Canberra faces similar dynamics, compounded by being a relatively small, isolated market. The national capital's population just doesn't support the same number of competing stations you'd find in larger cities.
What This Means at the Bowser
For Brisbane motorists filling a 50 litre tank weekly, paying even 5 cents more per litre than Sydney drivers adds up to roughly $130 extra per year. At 8 to 10 cents difference? That's over $200 annually.
That's not loose change. Especially when the reason isn't anything fundamental about fuel supply, just market structure.
The practical upshot? Brisbane and Canberra drivers need to work harder to find the best prices. Use the fuel price apps. Check ACCC's price comparison tools. When you do spot a Metro Petroleum, Speedway or United, give them your business.
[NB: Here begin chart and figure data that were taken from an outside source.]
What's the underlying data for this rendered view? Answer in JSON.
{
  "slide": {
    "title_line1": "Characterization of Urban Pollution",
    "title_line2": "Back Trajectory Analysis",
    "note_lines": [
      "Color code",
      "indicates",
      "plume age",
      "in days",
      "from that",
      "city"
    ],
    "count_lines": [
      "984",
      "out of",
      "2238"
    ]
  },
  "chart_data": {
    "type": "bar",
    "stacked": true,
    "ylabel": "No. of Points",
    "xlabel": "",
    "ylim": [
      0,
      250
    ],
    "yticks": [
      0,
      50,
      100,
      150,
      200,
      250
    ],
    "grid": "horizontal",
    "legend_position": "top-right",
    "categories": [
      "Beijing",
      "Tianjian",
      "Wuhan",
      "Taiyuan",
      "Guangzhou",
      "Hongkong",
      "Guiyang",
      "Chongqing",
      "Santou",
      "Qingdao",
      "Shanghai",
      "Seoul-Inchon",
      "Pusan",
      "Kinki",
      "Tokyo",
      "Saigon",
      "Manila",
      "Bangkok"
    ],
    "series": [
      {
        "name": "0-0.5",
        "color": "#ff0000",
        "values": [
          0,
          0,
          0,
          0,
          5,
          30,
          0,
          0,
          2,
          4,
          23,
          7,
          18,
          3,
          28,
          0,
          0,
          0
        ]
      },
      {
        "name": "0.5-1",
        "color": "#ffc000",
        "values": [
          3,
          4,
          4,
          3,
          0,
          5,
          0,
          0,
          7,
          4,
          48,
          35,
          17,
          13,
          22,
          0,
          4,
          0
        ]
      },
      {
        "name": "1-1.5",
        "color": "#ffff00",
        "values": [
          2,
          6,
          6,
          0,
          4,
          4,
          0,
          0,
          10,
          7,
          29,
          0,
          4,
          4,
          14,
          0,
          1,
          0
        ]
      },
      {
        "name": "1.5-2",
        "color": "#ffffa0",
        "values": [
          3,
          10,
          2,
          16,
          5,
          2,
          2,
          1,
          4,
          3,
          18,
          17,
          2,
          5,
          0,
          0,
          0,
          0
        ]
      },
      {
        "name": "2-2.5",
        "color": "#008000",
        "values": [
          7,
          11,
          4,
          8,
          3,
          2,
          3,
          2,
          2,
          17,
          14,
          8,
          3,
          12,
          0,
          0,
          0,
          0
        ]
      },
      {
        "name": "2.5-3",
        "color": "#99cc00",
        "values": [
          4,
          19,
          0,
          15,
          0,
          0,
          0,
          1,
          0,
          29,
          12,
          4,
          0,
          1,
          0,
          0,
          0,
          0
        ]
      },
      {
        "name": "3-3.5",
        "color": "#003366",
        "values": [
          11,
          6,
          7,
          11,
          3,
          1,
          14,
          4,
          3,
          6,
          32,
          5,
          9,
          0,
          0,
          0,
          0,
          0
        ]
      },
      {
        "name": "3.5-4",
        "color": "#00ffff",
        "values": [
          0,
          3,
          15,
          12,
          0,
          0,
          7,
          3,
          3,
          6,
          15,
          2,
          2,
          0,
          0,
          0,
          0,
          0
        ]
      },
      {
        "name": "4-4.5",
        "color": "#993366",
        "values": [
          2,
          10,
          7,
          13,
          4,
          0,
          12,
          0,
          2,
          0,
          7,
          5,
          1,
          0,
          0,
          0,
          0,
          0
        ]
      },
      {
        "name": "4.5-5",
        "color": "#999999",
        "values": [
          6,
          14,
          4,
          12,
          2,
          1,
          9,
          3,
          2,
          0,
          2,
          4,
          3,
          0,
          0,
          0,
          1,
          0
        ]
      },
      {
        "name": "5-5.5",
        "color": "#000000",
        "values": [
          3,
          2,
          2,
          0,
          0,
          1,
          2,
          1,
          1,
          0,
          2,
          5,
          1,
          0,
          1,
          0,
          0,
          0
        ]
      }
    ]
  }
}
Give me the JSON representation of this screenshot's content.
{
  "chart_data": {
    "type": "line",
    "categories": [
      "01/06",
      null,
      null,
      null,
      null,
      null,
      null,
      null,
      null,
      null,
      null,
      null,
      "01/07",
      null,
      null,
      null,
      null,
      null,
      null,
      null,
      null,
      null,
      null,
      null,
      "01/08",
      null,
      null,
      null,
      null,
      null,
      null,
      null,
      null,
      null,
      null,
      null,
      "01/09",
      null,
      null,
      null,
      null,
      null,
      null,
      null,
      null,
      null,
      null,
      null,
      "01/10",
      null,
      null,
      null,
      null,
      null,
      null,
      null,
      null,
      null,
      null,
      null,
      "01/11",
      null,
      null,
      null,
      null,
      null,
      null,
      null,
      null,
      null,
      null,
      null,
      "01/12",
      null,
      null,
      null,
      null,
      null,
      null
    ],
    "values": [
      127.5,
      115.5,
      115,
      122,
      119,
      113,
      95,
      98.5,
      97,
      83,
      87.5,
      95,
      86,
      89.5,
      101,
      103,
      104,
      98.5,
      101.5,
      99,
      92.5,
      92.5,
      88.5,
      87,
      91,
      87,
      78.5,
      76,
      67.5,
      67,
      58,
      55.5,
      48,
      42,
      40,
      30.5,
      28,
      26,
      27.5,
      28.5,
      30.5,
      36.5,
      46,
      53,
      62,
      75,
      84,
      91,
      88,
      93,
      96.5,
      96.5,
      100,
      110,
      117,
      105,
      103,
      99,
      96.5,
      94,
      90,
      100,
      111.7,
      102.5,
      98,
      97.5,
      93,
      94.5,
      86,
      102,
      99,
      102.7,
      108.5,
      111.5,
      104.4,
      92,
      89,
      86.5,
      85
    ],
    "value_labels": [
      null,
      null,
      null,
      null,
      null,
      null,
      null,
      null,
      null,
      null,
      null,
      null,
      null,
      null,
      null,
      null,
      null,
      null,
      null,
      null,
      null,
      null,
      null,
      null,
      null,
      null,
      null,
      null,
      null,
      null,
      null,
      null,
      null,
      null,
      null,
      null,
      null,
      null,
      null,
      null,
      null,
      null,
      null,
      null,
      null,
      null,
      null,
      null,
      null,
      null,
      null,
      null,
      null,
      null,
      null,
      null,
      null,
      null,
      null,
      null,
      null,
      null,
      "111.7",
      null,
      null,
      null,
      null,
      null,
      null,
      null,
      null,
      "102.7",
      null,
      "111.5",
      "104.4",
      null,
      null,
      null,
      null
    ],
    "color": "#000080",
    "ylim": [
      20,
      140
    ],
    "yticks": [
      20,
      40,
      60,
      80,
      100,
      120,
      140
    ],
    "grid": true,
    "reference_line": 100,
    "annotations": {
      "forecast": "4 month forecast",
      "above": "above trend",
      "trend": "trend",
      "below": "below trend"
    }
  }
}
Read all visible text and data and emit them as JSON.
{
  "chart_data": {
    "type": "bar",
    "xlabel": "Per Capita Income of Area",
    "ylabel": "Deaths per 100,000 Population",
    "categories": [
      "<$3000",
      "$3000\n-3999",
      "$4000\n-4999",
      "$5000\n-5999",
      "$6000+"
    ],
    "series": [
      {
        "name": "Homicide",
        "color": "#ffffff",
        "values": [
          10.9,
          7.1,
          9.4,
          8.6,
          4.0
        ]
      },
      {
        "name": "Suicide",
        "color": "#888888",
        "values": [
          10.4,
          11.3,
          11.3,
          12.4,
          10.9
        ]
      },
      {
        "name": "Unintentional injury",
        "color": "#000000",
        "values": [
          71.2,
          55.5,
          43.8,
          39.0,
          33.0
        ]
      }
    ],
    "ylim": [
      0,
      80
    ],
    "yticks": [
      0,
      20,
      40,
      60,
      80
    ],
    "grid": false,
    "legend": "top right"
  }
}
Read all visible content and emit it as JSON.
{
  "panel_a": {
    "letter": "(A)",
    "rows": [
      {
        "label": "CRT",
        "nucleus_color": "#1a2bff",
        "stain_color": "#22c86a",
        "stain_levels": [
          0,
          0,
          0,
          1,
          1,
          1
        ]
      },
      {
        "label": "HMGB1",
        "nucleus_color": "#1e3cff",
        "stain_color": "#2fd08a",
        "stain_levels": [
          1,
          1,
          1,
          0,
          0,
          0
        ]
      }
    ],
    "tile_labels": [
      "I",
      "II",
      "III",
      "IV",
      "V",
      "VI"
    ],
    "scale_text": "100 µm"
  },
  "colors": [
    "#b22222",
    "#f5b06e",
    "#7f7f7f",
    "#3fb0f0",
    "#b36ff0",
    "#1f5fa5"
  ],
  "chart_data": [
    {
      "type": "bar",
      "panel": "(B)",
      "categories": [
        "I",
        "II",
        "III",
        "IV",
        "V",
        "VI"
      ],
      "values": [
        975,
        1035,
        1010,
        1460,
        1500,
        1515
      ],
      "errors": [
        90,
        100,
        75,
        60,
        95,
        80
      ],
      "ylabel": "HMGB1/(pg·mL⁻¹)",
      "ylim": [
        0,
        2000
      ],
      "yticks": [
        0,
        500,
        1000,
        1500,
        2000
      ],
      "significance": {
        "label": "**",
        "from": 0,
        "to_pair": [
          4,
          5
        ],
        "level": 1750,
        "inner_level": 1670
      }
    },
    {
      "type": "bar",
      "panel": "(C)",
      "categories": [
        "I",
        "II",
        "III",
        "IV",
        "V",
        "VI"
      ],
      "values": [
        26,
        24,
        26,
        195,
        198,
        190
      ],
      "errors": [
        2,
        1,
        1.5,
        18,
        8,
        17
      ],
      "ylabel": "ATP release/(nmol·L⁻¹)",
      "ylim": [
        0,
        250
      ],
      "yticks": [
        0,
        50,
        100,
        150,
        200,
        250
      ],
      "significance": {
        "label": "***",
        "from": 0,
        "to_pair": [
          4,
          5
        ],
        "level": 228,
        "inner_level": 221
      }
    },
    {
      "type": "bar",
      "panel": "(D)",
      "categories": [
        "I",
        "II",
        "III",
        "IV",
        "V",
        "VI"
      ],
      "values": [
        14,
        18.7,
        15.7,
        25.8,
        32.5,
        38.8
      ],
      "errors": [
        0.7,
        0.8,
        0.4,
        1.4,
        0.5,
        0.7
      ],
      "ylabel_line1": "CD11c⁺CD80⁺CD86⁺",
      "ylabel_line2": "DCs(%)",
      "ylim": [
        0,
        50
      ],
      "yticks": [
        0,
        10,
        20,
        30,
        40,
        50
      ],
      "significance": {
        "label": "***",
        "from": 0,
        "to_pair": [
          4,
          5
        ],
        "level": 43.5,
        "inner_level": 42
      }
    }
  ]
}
These independents only survive, and only keep prices honest, if people actually use them.
The Bigger Picture
The ACCC's monitoring powers were just extended for another five years, starting January 2026. Commissioner Brakey and her team will keep watching. They'll keep publishing reports showing who's charging what.
But the ACCC doesn't set prices. They observe and report. The actual price at your local servo depends on who owns it and who they're competing against.
This is the unsexy truth about petrol prices in Australia. Sure, global oil markets matter. The Australian dollar matters. Refinery margins matter. But on any given day, whether you're paying 170 cents or 182 cents often comes down to local market structure.
More independents means lower prices. Fewer independents means you pay more.
Brisbane and Canberra motorists are learning this the expensive way.
What You Can Do
If you're in Brisbane, Canberra, or any area dominated by major chains, here's the practical takeaway:
- Use price comparison apps to find the cheapest servo in your area, every time
- Fill up at independents when you find them because that's how they stay viable
- Time your fill ups around the price cycle bottom if your city has one
- Consider filling up outside your usual area if you're passing through a suburb with more competition
The fuel industry rarely makes headlines until prices spike. But understanding these structural differences puts you ahead of the curve. When you know why Brisbane pays more than Sydney, you can at least minimise your own costs.
And maybe, if enough motorists support the independents, the competitive landscape might eventually shift. The data shows it's happened elsewhere. Sydney, Melbourne and Adelaide didn't always have the independent presence they enjoy today.
It just takes time, and enough drivers voting with their fuel cards.